Education: A Group Project

I put off writing this blog post because it’s very difficult for me to connect with the concept of instilling lifelong learning. I barely interact with the university students I help make classes for. I’m more focused on ensuring they’re learning the content specific to the course they’re taking. Obviously lifelong learning is important, I mean I even work at the old University building in Regina, home of the lifelong learning center. It’s very important for us to never stop learning. I work with many instructors who don’t have great tech skills but do have a willingness to learn, and after a semester or two they can almost run their online course all on their own.
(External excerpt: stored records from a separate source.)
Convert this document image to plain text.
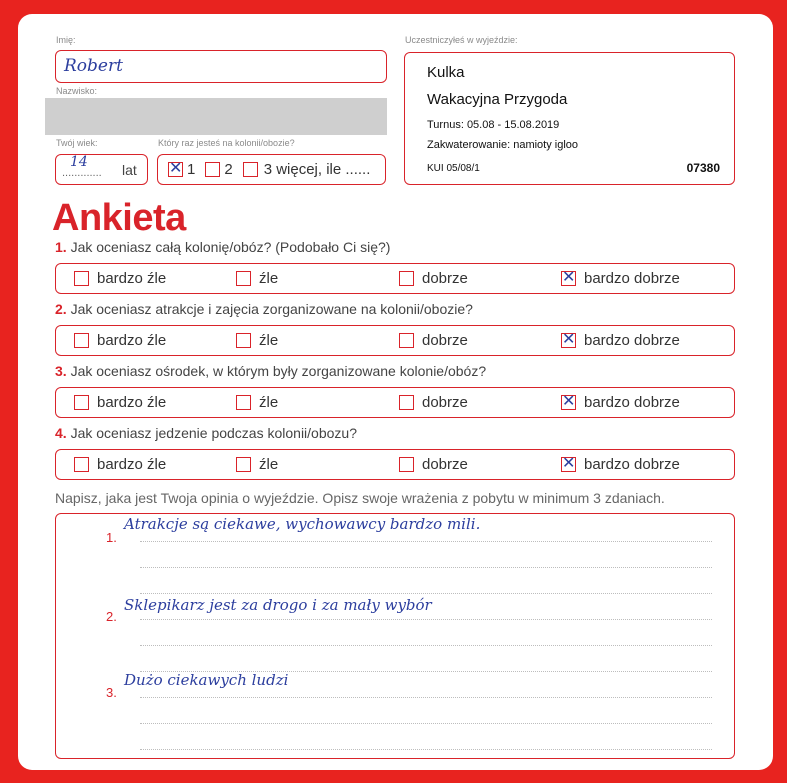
Imię:
Robert
Nazwisko:
Twój wiek:
.............
14 lat
Który raz jesteś na kolonii/obozie?
✕ 1 2 3 więcej, ile ......
Uczestniczyłeś w wyjeździe:
Kulka
Wakacyjna Przygoda
Turnus: 05.08 - 15.08.2019
Zakwaterowanie: namioty igloo
KUI 05/08/1	07380
Ankieta
1. Jak oceniasz całą kolonię/obóz? (Podobało Ci się?)
bardzo źle	źle	dobrze	✕ bardzo dobrze
2. Jak oceniasz atrakcje i zajęcia zorganizowane na kolonii/obozie?
bardzo źle	źle	dobrze	✕ bardzo dobrze
3. Jak oceniasz ośrodek, w którym były zorganizowane kolonie/obóz?
bardzo źle	źle	dobrze	✕ bardzo dobrze
4. Jak oceniasz jedzenie podczas kolonii/obozu?
bardzo źle	źle	dobrze	✕ bardzo dobrze
Napisz, jaka jest Twoja opinia o wyjeździe. Opisz swoje wrażenia z pobytu w minimum 3 zdaniach.
1.
Atrakcje są ciekawe, wychowawcy bardzo mili.
2.
Sklepikarz jest za drogo i za mały wybór
3.
Dużo ciekawych ludzi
The concept of lifelong learning isn’t what I found difficult, it was the requirement for community and parental involvement that throws me for a loop. Every week of content in our course sort of feels like it’s been saying “Teachers have to do this” or “Teachers have to consider that”. It’s a lot of extra responsibility being piled on to most of you in this class. It seems incredibly unfair. Then thanks to Andrea’s reading, Empowering the Future: How Digital Literacy in Schools is Shaping the Next Generation, I learned that lifelong learning cannot simply be taught by teachers. It takes the help of parents, and even the rest of the community to encourage continual learning.

Now literally every single topic we’ve discussed would function better if the parents got involved, but for the most part I’ve focused on the aspect we can control, Ourselves. We don’t know if a parent will follow through with what we suggest. Instead we just have to use our time in the classroom to try our best to encourage the importance of all these digital literacy aspects into the students (I’m using the royal we here. I’m not in the classroom). Maybe that’s just my inexperience in the field coming through, but my assumption really has been that sometimes getting the parents involved has got to be incredibly challenging.
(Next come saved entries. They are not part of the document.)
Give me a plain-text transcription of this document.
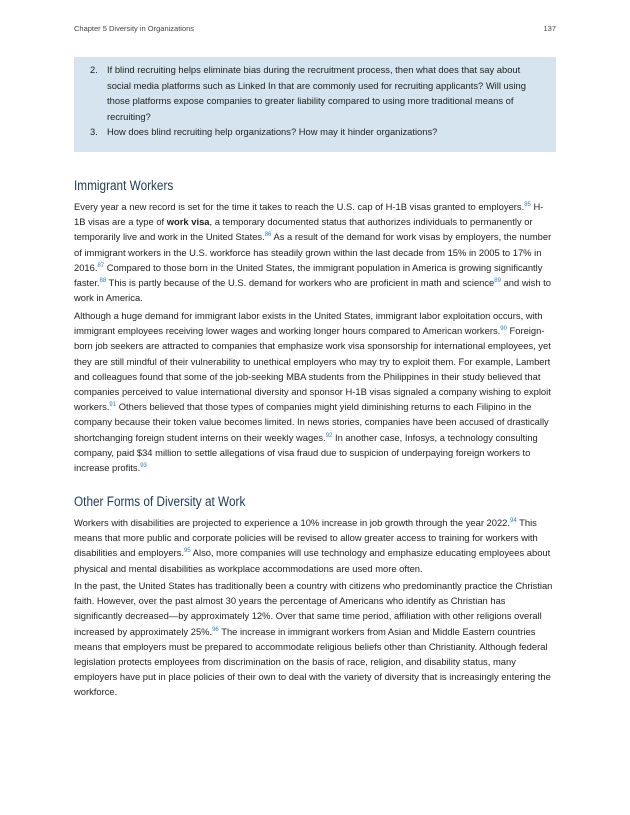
Chapter 5 Diversity in Organizations	137
2. If blind recruiting helps eliminate bias during the recruitment process, then what does that say about social media platforms such as Linked In that are commonly used for recruiting applicants? Will using those platforms expose companies to greater liability compared to using more traditional means of recruiting?
3. How does blind recruiting help organizations? How may it hinder organizations?
Immigrant Workers

Every year a new record is set for the time it takes to reach the U.S. cap of H-1B visas granted to employers.$^{85}$ H- 1B visas are a type of work visa, a temporary documented status that authorizes individuals to permanently or temporarily live and work in the United States.$^{86}$ As a result of the demand for work visas by employers, the number of immigrant workers in the U.S. workforce has steadily grown within the last decade from 15% in 2005 to 17% in 2016.87 Compared to those born in the United States, the immigrant population in America is growing significantly faster.$^{88}$ This is partly because of the U.S. demand for workers who are proficient in math and science$^{89}$ and wish to work in America.

Although a huge demand for immigrant labor exists in the United States, immigrant labor exploitation occurs, with immigrant employees receiving lower wages and working longer hours compared to American workers.$^{90}$ Foreign-born job seekers are attracted to companies that emphasize work visa sponsorship for international employees, yet they are still mindful of their vulnerability to unethical employers who may try to exploit them. For example, Lambert and colleagues found that some of the job-seeking MBA students from the Philippines in their study believed that companies perceived to value international diversity and sponsor H-1B visas signaled a company wishing to exploit workers.$^{91}$ Others believed that those types of companies might yield diminishing returns to each Filipino in the company because their token value becomes limited. In news stories, companies have been accused of drastically shortchanging foreign student interns on their weekly wages.$^{92}$ In another case, Infosys, a technology consulting company, paid $34 million to settle allegations of visa fraud due to suspicion of underpaying foreign workers to increase profits.$^{93}$

Other Forms of Diversity at Work

Workers with disabilities are projected to experience a 10% increase in job growth through the year 2022.94 This means that more public and corporate policies will be revised to allow greater access to training for workers with disabilities and employers.$^{95}$ Also, more companies will use technology and emphasize educating employees about physical and mental disabilities as workplace accommodations are used more often.

In the past, the United States has traditionally been a country with citizens who predominantly practice the Christian faith. However, over the past almost 30 years the percentage of Americans who identify as Christian has significantly decreased—by approximately 12%. Over that same time period, affiliation with other religions overall increased by approximately 25%.$^{96}$ The increase in immigrant workers from Asian and Middle Eastern countries means that employers must be prepared to accommodate religious beliefs other than Christianity. Although federal legislation protects employees from discrimination on the basis of race, religion, and disability status, many employers have put in place policies of their own to deal with the variety of diversity that is increasingly entering the workforce.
Flashforward to these discussions on lifelong learning and suddenly I’m hit with the thought that just accepting we can only control our own actions isn’t good enough. Hoping we can teach them all about digital literacy in the classroom isn’t good enough. We NEED the help of the parents. I’ve heard the question “How can you motivate your students?” a lot recently. There are plenty of ways to do this. As long as the teacher is passionate about their work they’re certain to find a way to do so. But lifelong learning has forced me to face a question I have had no answer to so far in my Master’s Ed courses:

How can you motivate the parents?

I would love to hear from all of you on how you try to approach this. Not even necessarily about digital literacy, but any topic or issue that arose where you said to yourself “This can’t be handled in the classroom alone. The parents have to get involved”. It’s highly unlikely I will ever have to deal with parents in my position, I rarely deal directly with the students, but this is one area that has stumped me all throughout this course and my previous one, so I would be thrilled with any insight into how it can be done.